(March 23, 2018 at 7:02 pm)Neo-Scholastic Wrote:(March 23, 2018 at 3:52 pm)Grandizer Wrote: And you are changing the argument anyway, because the initial argument had nothing to do with the intelligibility of the world.
The intelligibility of the world and the effictiveness of reason have EVERYTHING to do with the argument. The underlying assumption of the thought problem is that there can even be some kind of world without God. It assumes that you can get mathematics, physics, consciousness, and a rationally ordered universe for free i.e. that it is possible for there to be something rather than nothing without God. I'm not even willing to grant you the premise of the dumb little thought problem (that a world without God is possible)...the thought problem you got from Richard Carrier.
You are getting desperate. The intelligibility of the world and the effectiveness of reason is a different argument, no matter how you put it. We were specifically discussing the likelihood of a world without killing/bloodshed under theism and under naturalism. We can get to discussing the topic of the intelligibility of the world if that's what makes you happy, but only after you grant that with the other discussion, theism loses (in the sense that its credence goes down) when it comes to the likelihoods.

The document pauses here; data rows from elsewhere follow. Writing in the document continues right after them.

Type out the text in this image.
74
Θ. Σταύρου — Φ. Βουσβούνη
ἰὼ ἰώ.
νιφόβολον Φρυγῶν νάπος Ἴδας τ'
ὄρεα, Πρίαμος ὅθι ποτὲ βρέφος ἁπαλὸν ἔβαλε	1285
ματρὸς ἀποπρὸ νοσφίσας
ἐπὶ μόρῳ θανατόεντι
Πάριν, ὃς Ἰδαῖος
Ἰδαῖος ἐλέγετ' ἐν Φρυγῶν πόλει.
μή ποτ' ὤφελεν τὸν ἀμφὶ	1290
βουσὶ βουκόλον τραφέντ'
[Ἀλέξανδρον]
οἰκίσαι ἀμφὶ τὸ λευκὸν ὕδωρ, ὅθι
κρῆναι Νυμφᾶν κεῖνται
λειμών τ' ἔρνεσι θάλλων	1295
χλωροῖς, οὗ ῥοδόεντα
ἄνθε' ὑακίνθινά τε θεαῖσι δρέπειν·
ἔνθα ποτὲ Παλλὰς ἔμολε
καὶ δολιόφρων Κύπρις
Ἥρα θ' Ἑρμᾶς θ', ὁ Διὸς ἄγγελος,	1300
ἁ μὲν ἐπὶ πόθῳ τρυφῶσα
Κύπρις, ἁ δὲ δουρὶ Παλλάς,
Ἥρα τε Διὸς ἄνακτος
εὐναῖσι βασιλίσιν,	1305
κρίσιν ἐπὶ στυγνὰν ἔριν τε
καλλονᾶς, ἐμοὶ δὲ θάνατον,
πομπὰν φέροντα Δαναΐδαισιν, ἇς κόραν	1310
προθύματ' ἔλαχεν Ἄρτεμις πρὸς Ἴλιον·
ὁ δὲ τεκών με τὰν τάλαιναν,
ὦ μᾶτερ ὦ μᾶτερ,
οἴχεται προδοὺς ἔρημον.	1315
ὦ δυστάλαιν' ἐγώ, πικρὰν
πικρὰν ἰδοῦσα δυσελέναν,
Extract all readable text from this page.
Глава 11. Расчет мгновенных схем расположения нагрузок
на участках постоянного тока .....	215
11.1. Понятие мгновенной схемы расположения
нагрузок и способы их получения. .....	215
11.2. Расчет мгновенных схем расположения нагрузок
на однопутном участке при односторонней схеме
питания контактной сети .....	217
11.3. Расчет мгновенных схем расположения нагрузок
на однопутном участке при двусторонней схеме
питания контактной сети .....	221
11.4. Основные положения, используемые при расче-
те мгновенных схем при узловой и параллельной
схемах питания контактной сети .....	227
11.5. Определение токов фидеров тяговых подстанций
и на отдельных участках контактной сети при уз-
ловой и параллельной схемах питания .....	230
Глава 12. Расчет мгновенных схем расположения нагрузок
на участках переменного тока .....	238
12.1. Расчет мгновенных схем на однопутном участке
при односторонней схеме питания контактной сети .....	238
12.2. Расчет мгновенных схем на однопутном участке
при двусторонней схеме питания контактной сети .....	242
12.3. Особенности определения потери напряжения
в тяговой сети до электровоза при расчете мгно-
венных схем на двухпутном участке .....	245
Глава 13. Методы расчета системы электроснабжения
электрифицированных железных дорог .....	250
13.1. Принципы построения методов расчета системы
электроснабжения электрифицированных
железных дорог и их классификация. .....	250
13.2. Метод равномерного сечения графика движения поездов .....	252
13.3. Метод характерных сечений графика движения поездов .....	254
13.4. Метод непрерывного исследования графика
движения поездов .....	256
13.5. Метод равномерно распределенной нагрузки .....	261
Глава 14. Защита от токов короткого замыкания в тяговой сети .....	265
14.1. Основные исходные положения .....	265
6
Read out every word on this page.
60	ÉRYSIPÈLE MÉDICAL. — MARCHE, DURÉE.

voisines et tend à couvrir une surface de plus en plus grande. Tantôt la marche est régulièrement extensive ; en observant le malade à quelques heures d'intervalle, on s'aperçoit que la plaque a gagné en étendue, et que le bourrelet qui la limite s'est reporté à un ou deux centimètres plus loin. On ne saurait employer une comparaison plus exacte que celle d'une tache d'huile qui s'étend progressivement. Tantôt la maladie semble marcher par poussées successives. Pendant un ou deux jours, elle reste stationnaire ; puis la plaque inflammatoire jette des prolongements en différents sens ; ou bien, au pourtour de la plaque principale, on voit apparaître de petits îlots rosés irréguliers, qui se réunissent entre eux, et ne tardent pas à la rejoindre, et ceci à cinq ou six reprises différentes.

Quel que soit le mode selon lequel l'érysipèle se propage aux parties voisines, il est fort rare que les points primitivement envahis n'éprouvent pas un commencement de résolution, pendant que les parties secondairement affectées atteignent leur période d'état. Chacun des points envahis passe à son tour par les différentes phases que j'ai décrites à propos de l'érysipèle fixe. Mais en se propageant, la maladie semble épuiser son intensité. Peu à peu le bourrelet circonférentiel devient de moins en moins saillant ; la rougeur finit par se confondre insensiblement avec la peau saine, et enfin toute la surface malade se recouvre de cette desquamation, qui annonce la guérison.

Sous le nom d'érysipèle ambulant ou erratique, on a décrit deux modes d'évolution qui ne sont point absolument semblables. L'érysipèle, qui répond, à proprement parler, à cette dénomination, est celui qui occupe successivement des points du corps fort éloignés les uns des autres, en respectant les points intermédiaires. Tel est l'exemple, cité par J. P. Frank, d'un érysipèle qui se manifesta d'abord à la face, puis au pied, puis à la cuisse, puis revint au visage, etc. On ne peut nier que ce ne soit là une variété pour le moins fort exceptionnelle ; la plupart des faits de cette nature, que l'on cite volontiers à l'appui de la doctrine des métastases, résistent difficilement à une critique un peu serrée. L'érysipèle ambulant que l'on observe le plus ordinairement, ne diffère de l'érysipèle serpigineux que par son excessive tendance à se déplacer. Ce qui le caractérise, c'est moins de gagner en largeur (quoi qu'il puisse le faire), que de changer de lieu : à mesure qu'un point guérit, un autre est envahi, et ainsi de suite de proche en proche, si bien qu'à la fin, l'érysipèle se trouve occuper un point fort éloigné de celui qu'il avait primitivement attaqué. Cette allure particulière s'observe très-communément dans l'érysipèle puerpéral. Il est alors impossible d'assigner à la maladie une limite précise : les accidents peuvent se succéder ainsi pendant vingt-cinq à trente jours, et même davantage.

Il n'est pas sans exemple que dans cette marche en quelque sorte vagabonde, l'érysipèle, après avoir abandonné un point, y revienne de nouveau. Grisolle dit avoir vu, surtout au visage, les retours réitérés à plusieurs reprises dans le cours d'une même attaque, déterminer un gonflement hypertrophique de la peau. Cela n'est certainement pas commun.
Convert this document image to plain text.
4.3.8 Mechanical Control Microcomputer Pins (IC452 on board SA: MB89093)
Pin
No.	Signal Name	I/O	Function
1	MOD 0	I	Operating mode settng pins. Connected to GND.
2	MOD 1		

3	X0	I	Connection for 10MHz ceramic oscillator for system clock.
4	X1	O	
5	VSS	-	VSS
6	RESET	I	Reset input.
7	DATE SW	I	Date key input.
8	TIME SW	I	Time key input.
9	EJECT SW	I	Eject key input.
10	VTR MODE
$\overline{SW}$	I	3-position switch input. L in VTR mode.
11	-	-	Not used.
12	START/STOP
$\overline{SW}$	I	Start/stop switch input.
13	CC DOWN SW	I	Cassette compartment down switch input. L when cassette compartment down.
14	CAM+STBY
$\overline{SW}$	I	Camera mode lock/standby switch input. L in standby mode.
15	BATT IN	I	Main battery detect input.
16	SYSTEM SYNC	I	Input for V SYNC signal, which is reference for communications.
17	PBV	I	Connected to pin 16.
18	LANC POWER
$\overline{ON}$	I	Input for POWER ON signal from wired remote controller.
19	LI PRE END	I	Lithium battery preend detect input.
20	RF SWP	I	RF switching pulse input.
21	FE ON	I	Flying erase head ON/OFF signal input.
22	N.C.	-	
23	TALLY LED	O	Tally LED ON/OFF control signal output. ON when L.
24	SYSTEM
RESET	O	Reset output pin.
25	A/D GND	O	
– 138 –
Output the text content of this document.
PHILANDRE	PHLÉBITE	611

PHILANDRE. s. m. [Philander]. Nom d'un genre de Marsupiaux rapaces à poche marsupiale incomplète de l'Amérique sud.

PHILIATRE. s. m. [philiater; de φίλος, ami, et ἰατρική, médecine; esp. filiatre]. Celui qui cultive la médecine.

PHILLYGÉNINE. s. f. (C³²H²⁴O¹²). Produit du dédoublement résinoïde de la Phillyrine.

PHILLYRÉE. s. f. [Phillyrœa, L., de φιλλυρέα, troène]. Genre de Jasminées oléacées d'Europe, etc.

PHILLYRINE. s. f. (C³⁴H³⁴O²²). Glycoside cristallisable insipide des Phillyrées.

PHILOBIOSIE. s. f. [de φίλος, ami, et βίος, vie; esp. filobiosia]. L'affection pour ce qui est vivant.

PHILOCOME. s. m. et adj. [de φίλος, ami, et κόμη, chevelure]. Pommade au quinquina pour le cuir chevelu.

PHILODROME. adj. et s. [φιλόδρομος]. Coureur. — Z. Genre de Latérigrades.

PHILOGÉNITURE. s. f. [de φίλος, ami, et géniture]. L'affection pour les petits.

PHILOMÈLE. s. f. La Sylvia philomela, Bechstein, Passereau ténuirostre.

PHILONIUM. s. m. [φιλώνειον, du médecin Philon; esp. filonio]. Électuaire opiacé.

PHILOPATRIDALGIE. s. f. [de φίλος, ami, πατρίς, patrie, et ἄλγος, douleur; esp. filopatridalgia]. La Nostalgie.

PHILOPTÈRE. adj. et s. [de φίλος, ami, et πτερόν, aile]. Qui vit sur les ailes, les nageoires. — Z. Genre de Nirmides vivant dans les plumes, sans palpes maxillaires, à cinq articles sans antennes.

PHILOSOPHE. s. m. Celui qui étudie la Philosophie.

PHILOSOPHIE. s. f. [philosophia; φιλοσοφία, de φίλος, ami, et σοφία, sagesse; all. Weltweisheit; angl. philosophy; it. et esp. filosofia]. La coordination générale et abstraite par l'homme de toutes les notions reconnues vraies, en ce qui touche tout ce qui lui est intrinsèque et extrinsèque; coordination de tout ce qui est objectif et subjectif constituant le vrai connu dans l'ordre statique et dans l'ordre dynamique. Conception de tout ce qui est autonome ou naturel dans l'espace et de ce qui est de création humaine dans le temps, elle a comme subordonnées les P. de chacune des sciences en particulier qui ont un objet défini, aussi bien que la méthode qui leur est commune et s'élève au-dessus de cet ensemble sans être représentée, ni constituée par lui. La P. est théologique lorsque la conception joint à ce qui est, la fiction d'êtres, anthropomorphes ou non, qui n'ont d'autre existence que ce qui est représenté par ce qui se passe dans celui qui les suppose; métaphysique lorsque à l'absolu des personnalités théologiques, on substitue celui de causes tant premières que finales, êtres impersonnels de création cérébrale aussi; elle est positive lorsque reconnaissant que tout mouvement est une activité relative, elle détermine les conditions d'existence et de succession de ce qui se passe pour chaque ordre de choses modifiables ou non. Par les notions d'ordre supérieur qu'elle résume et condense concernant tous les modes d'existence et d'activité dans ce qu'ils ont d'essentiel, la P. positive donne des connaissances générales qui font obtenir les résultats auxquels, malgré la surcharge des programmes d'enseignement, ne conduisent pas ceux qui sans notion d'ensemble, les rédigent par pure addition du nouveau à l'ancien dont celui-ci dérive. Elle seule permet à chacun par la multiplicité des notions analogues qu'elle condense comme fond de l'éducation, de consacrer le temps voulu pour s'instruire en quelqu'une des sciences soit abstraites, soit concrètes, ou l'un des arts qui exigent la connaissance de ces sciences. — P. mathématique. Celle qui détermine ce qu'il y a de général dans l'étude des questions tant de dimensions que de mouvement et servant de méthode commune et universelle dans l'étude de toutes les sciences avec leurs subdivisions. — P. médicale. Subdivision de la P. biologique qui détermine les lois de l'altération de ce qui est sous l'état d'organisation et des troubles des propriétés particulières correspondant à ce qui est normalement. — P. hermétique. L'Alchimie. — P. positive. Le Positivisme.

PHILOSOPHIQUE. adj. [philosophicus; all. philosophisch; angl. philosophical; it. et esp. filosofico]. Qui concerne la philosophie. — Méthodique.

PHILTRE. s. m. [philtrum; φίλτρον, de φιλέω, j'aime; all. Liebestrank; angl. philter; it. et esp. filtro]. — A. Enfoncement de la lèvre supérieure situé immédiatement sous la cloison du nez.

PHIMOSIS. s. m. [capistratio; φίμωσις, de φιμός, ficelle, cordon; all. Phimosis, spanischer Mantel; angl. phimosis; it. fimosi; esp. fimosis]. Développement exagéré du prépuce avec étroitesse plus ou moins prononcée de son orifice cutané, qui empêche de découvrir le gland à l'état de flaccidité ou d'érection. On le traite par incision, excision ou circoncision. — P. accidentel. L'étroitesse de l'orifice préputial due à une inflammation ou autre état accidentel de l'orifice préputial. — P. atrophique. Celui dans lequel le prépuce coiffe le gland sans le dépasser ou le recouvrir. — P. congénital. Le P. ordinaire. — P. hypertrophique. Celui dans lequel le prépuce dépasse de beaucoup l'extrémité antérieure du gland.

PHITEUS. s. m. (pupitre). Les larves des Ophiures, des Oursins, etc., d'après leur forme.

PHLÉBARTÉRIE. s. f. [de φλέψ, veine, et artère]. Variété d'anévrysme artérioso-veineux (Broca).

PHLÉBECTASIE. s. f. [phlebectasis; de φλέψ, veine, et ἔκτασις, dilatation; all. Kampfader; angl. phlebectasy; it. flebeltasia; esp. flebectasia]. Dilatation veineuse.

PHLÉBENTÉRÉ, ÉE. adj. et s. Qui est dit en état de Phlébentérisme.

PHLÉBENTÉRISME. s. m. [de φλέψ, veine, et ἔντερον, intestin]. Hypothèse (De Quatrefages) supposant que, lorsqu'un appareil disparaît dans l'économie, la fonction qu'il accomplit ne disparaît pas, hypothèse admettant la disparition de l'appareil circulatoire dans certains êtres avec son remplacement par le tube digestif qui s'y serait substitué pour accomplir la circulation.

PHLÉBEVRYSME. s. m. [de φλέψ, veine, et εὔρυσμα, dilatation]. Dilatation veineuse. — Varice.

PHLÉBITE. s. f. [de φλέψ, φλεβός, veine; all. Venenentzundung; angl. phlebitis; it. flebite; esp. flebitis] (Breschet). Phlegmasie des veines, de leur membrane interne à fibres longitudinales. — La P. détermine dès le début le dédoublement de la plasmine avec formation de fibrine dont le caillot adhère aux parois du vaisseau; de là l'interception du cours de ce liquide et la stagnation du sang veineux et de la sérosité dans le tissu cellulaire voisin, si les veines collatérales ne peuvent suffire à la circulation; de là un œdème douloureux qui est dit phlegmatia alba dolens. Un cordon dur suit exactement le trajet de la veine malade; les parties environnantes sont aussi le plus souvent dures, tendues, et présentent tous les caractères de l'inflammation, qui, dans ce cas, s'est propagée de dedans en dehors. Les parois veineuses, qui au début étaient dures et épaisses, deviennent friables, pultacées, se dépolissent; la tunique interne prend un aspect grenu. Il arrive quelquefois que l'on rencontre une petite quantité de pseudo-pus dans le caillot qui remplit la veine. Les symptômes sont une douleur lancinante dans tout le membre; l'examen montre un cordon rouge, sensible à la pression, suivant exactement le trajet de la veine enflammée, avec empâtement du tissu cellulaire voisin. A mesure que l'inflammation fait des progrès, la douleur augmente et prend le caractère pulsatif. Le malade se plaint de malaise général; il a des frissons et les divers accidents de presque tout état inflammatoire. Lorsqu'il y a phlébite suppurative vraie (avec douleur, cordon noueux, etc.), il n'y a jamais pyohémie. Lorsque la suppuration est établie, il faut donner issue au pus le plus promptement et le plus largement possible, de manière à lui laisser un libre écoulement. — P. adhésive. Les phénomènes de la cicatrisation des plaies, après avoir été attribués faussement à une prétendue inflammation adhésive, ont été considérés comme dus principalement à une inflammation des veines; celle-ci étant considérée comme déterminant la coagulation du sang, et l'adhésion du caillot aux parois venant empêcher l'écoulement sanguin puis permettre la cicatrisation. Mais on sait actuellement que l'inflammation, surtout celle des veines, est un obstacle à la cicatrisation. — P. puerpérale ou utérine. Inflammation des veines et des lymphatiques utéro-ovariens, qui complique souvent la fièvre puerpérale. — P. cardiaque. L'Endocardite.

And I didn't get this idea from Richard Carrier specifically. Baye's Theorem is something everyone uses in their daily lives, even when most of the time they're not even aware they're doing so, and even if most of the time they don't do it right. It's basically updating one's beliefs in light of the evidence. So basically, you want to make a cognitive exception here and not resort to Bayesian reasoning at all to analyze the existence of God in this matter. I wonder why.